The British foreign office issued a statement that "A very serious view is taken in London of today's air crash in Berlin." Moreover, British officials felt the Soviet pilot had orders to behave in a provocative manner.

There was also some controversy as to the actions of the Soviets immediately following the crash. RAF fire engines and ambulances were sent from Gatow to the Viking crash site and, although initially allowed into the Soviet Zone, were later asked to leave. A few minutes after the crash, Soviet soldiers entered the British Zone and set up a cordon around the crashed fighter. Major-General Herbert, the British Commandant of Berlin, arrived and asked them to leave, but the officer in charge refused. A senior officer arrived later and agreed to the removal of all but a single guard, in return allowing a British guard to be placed over the wreck of the Viking.

==Enquiries==
A British-Soviet commission of enquiry was set up on 10 April. The Soviet representative, Major-General Alexandrov, refused to hear the evidence of German or American witnesses, claiming that only British and Soviet evidence was relevant and in any case Germans were unreliable. On 13 April the British ended proceedings by saying they were unable to proceed on this basis.

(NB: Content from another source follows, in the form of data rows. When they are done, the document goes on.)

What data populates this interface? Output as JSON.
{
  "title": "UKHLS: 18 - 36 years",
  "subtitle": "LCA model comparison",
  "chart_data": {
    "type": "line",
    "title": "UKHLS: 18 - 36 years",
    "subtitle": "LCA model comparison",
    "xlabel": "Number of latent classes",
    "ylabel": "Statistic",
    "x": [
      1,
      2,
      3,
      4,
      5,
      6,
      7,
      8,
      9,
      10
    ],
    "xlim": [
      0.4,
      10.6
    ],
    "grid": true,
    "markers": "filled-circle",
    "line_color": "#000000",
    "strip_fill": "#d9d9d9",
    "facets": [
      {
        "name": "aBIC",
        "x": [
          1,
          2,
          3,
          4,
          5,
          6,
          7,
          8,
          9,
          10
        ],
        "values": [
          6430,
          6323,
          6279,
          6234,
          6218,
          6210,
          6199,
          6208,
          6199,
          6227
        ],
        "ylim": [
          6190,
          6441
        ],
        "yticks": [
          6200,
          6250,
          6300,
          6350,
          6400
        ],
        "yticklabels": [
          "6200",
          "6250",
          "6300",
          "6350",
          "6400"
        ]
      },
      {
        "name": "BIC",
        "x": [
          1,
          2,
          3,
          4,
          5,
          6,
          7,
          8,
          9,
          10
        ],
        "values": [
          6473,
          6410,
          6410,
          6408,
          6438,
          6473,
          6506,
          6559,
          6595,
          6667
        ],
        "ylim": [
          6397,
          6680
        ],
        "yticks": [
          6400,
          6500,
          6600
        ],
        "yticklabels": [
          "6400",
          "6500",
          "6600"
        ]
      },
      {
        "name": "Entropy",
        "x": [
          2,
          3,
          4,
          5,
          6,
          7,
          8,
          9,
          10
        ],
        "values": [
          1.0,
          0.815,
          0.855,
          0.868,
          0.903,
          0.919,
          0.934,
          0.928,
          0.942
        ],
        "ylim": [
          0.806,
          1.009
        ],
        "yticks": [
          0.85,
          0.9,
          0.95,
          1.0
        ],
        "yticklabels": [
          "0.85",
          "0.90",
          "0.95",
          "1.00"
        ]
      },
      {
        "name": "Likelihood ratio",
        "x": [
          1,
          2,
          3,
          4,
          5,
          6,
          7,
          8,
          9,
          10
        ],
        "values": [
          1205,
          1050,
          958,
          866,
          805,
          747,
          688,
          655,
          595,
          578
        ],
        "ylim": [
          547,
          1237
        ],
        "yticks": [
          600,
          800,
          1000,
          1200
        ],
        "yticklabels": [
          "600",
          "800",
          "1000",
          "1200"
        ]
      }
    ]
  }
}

Thereupon a British court of enquiry was convened by General Robertson and held in Berlin on 14–16 April. This found that the crash was accidental, that the fault in the crash was entirely that of the Soviet pilot, and that Captain John Ralph and First Officer Norman Merrington DFC of BEA were not in the slightest to blame for the crash. However, the Soviets announced that the fault was entirely that of the British aircraft, which emerged from low cloud and crashed into the fighter. The British enquiry heard that the Viking was flying at 1500 ft, well below the cloud base of 3000 ft.